Bug #19126
closed"libsemanage.semanage_direct_get_module_info:" error causing ceph-cm-ansible to fail
0%
Description
The common role is occasionally failing to complete due to the following error:
TASK [common : nrpe - Load SELinux policy package] ***************************** task path: /home/dgalloway/git/ceph/ceph-cm-ansible/roles/common/tasks/nrpe-selinux.yml:38 fatal: [smithi150.front.sepia.ceph.com]: FAILED! => { "changed": true, "cmd": [ "semodule", "-i", "/tmp/nrpe.pp" ], "delta": "0:00:00.085664", "end": "2017-03-01 21:14:07.733917", "failed": true, "invocation": { "module_args": { "_raw_params": "semodule -i /tmp/nrpe.pp", "_uses_shell": false, "chdir": null, "creates": null, "executable": null, "removes": null, "warn": true }, "module_name": "command" }, "rc": 1, "start": "2017-03-01 21:14:07.648253", "stderr": "libsemanage.semanage_direct_get_module_info: Unable to read mod_fastcgi module lang ext file.\nlibsemanage.semanage_direct_get_module_info: Unable to read mod_fastcgi module lang ext file.\nlibsemanage.semanage_direct_get_module_info: Unable to read mod_fastcgi module lang ext file.\nsemodule: Failed on /tmp/nrpe.pp!", "stdout": "", "stdout_lines": [], "warnings": [] }
The testnode gets in a perpetually broken state and fails all subsequent jobs when in this state.
Example: http://sentry.ceph.com/sepia/teuthology/issues/736/events/67513
Updated by David Galloway about 7 years ago
Some notes.
I've got smithi150 (broken) and smithi143 (not broken) locked.
yum/rpm report that mod_fastcgi-2.4.7-1.ceph.el7.centos.x86_64 is installed on both machines.
However, all the files in /etc/selinux/targeted/active/modules/400/mod_fastcgi/lang_ext
are empty on smithi150.
[root@smithi143 selinux]# file /etc/selinux/targeted/active/modules/400/mod_fastcgi/* /etc/selinux/targeted/active/modules/400/mod_fastcgi/cil: bzip2 compressed data, block size = 500k /etc/selinux/targeted/active/modules/400/mod_fastcgi/hll: bzip2 compressed data, block size = 500k /etc/selinux/targeted/active/modules/400/mod_fastcgi/lang_ext: ASCII text, with no line terminators [root@smithi150 ~]# file /etc/selinux/targeted/active/modules/400/mod_fastcgi/* /etc/selinux/targeted/active/modules/400/mod_fastcgi/cil: empty /etc/selinux/targeted/active/modules/400/mod_fastcgi/hll: empty /etc/selinux/targeted/active/modules/400/mod_fastcgi/lang_ext: empty
So something broke mod_fastcgi.
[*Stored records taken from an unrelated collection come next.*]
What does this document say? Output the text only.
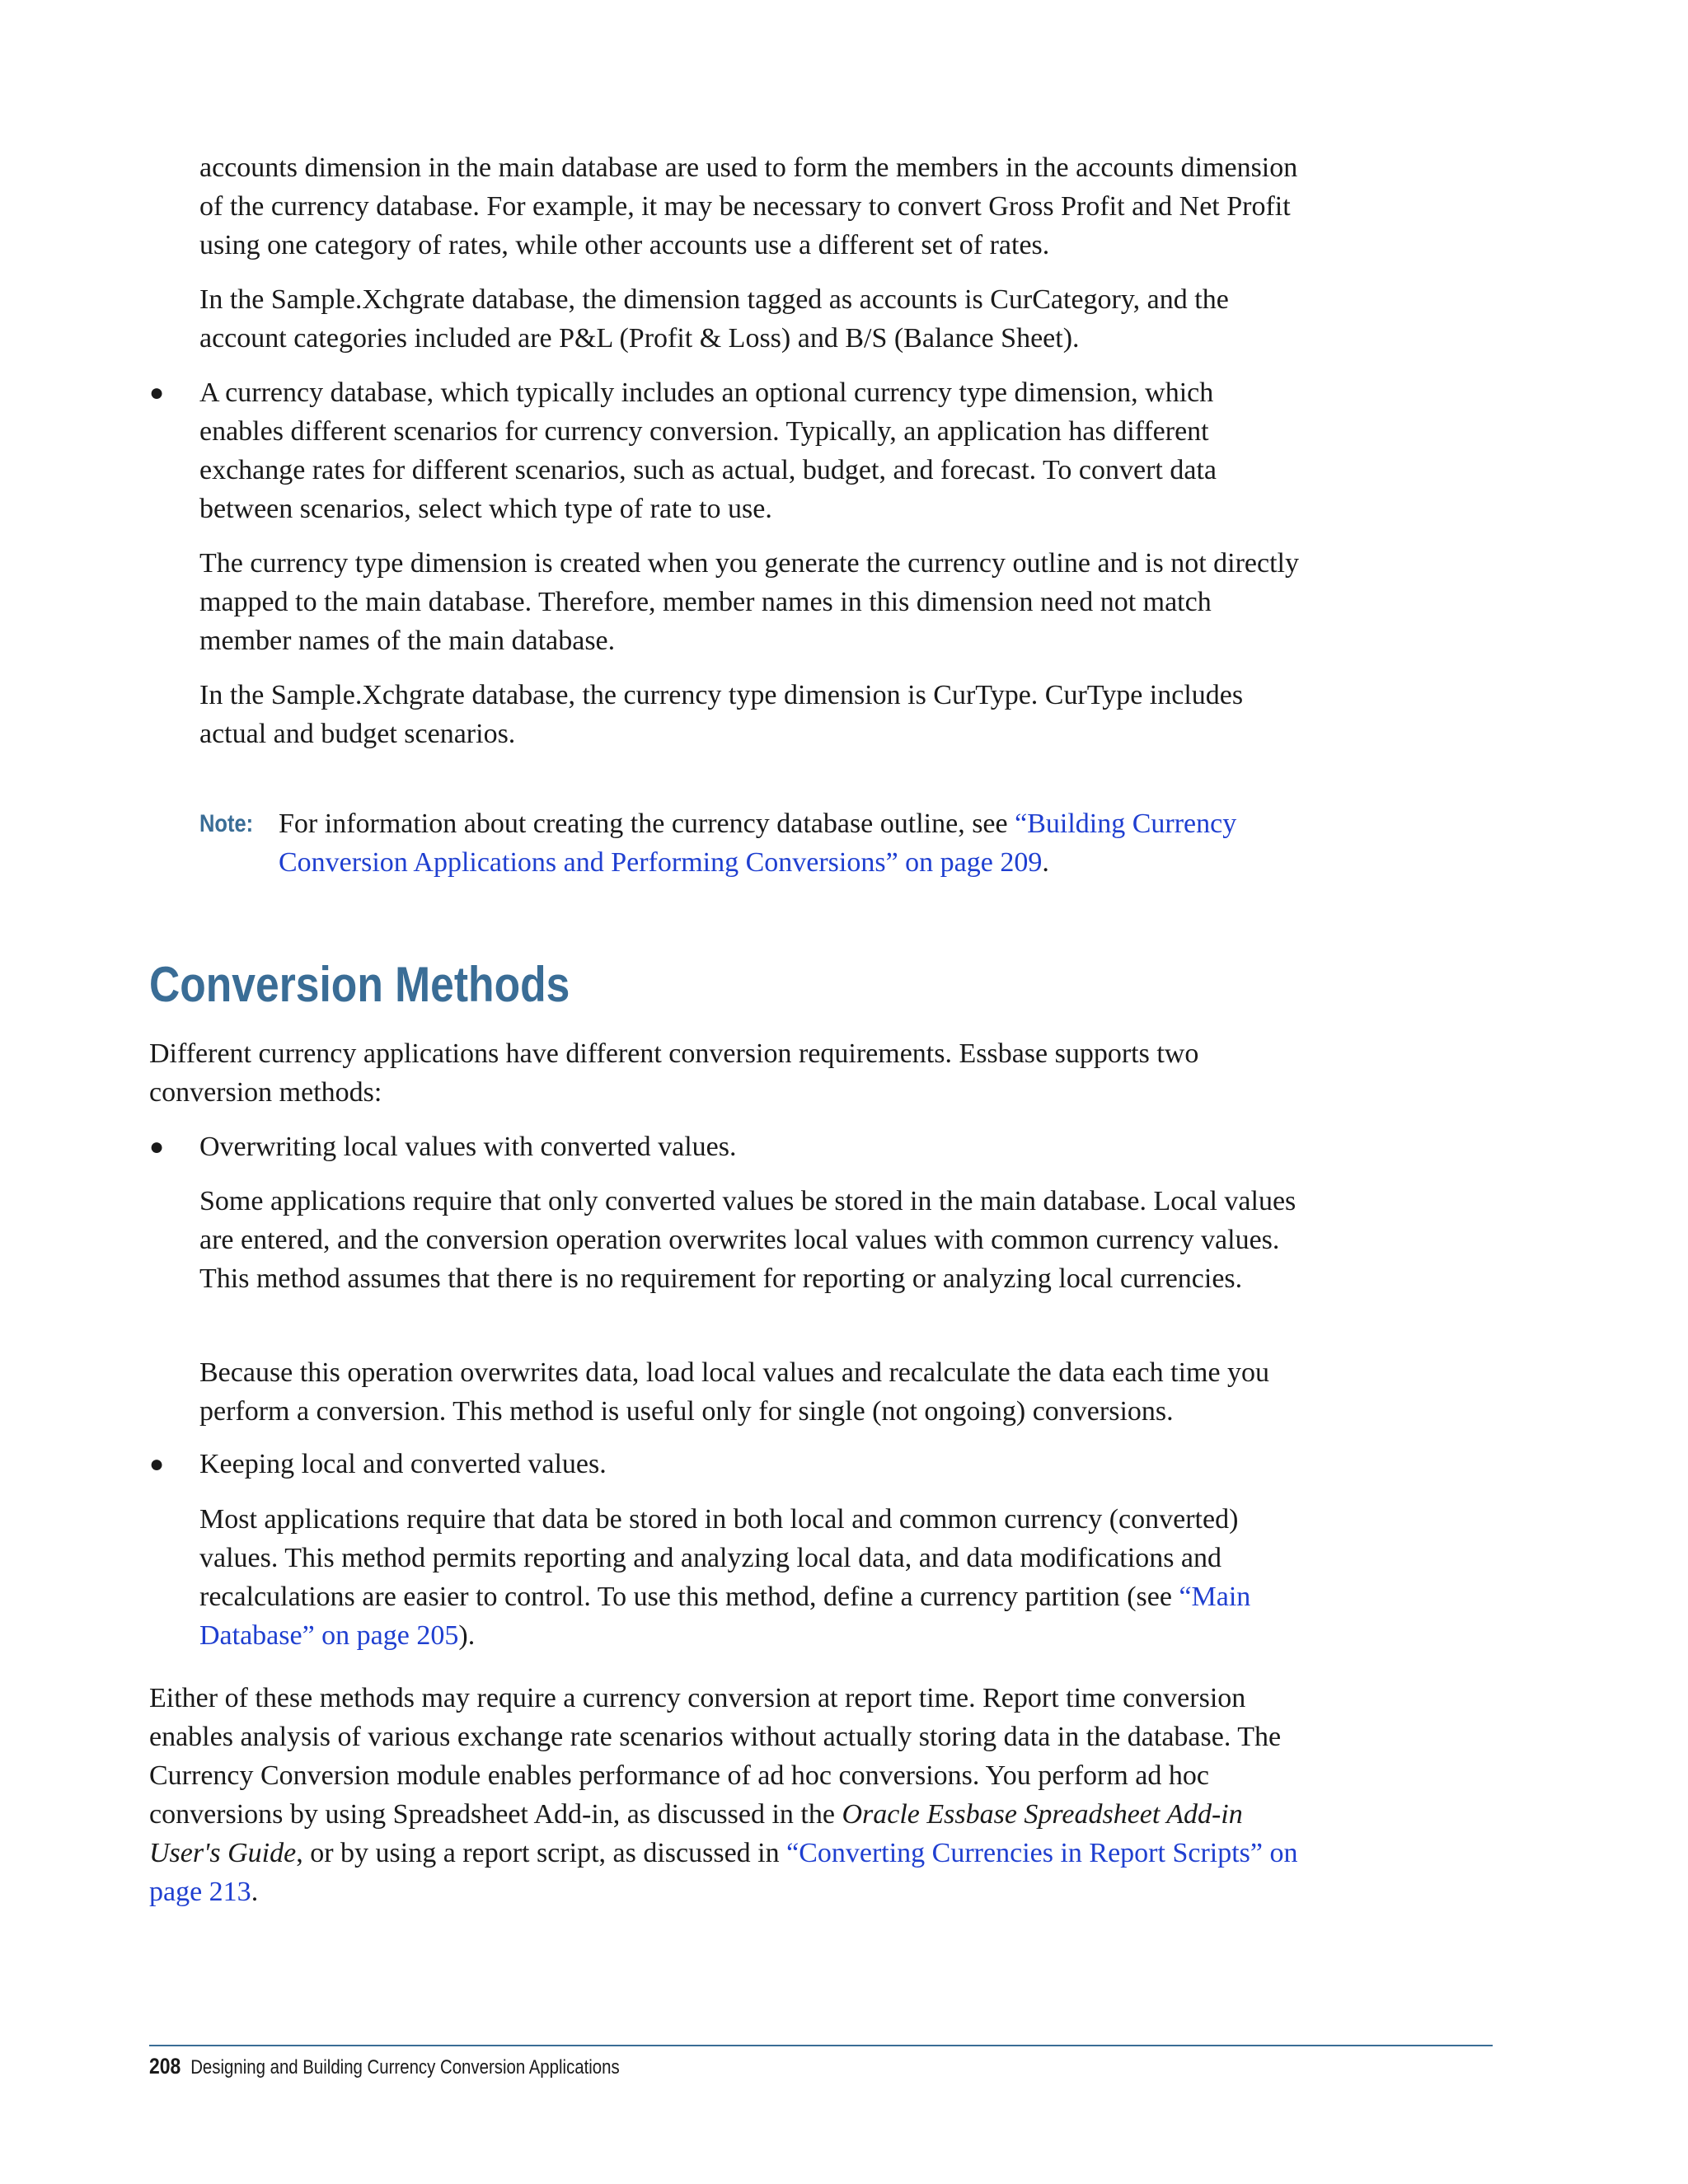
accounts dimension in the main database are used to form the members in the accounts dimension of the currency database. For example, it may be necessary to convert Gross Profit and Net Profit using one category of rates, while other accounts use a different set of rates.

In the Sample.Xchgrate database, the dimension tagged as accounts is CurCategory, and the account categories included are P&L (Profit & Loss) and B/S (Balance Sheet).

●	A currency database, which typically includes an optional currency type dimension, which enables different scenarios for currency conversion. Typically, an application has different exchange rates for different scenarios, such as actual, budget, and forecast. To convert data between scenarios, select which type of rate to use.

The currency type dimension is created when you generate the currency outline and is not directly mapped to the main database. Therefore, member names in this dimension need not match member names of the main database.

In the Sample.Xchgrate database, the currency type dimension is CurType. CurType includes actual and budget scenarios.

Note: For information about creating the currency database outline, see “Building Currency Conversion Applications and Performing Conversions” on page 209.

Conversion Methods

Different currency applications have different conversion requirements. Essbase supports two conversion methods:

●	Overwriting local values with converted values.

Some applications require that only converted values be stored in the main database. Local values are entered, and the conversion operation overwrites local values with common currency values. This method assumes that there is no requirement for reporting or analyzing local currencies.

Because this operation overwrites data, load local values and recalculate the data each time you perform a conversion. This method is useful only for single (not ongoing) conversions.

●	Keeping local and converted values.

Most applications require that data be stored in both local and common currency (converted) values. This method permits reporting and analyzing local data, and data modifications and recalculations are easier to control. To use this method, define a currency partition (see “Main Database” on page 205).

Either of these methods may require a currency conversion at report time. Report time conversion enables analysis of various exchange rate scenarios without actually storing data in the database. The Currency Conversion module enables performance of ad hoc conversions. You perform ad hoc conversions by using Spreadsheet Add-in, as discussed in the Oracle Essbase Spreadsheet Add-in User's Guide, or by using a report script, as discussed in “Converting Currencies in Report Scripts” on page 213.

208 Designing and Building Currency Conversion Applications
I queried the last 50 jobs ran on smithi150 and it appears it was this job: http://qa-proxy.ceph.com/teuthology/teuthology-2017-02-27_02:01:17-rbd-master-distro-basic-smithi/862407/teuthology.log
Updated by David Galloway about 7 years ago
- Description updated (diff)
All I was really able to deduce was that something was corrupting the mod_fastcgi SELinux policy module files in /etc/selinux/targeted/active/modules/400/mod_fastcgi
.
We remove [1] and reinstall [2] mod_fastcgi and nrpe [3] modules with every ansible run anyway so I added a task to just make sure mod_fastcgi and nrpe are not present in /etc/selinux/targeted/active/modules/400
https://github.com/ceph/ceph-cm-ansible/pull/309
[1] https://github.com/ceph/ceph-cm-ansible/blob/master/roles/testnode/vars/yum_systems.yml#L21
[2] https://github.com/ceph/ceph-cm-ansible/blob/master/roles/testnode/vars/centos_7.yml#L78
[3] https://github.com/ceph/ceph-cm-ansible/blob/master/roles/common/tasks/nrpe-selinux.yml
Updated by David Galloway about 7 years ago
- Project changed from ceph-cm-ansible to sepia
- Subject changed from libsemanage.semanage_direct_get_module_info: Unable to read mod_fastcgi module lang ext file. to "libsemanage.semanage_direct_get_module_info:" error causing ceph-cm-ansible to fail
- Category set to Test Node
- Status changed from Resolved to 12
Updated by David Galloway about 7 years ago
- Priority changed from Normal to Urgent
Problem reappeared except semodule fails on abrt (the first module in /etc/selinux/targeted/active/modules/100/
) now instead of mod_fastcgi.
Here are the last passed (or dead if ceph-cm-ansible passed) jobs on 5 of the smithi with this problem:
smithi014: http://pulpito.ceph.com/sage-2017-03-04_20:16:25-rados:thrash-erasure-code-wip-osd-full---basic-smithi/882764
smithi021: http://pulpito.ceph.com/sage-2017-03-03_22:21:26-rados-wip-sage-testing---basic-smithi/879924
smithi029: http://pulpito.ceph.com/sage-2017-03-03_02:56:43-rados-wip-sage-testing---basic-smithi/877300
smithi038: http://pulpito.ceph.com/teuthology-2017-03-04_05:20:02-kcephfs-kraken-testing-basic-smithi/882656/
smithi134: http://pulpito.ceph.com/sage-2017-03-03_22:21:26-rados-wip-sage-testing---basic-smithi/879934
First instance of this problem is January 23 2017 17:58:26 UTC: http://sentry.ceph.com/sepia/teuthology/issues/736/events/60205/
Updated by David Galloway about 7 years ago
Reinstalling selinux-policy-targeted restores the module files (/etc/selinux/targeted/active/modules/100/*/*) to a sane state and semodule
exits cleanly again.
I could just have selinux-policy-targeted reinstalled on every ansible run but something is causing them to get in a bad state and I'm trying to find out what.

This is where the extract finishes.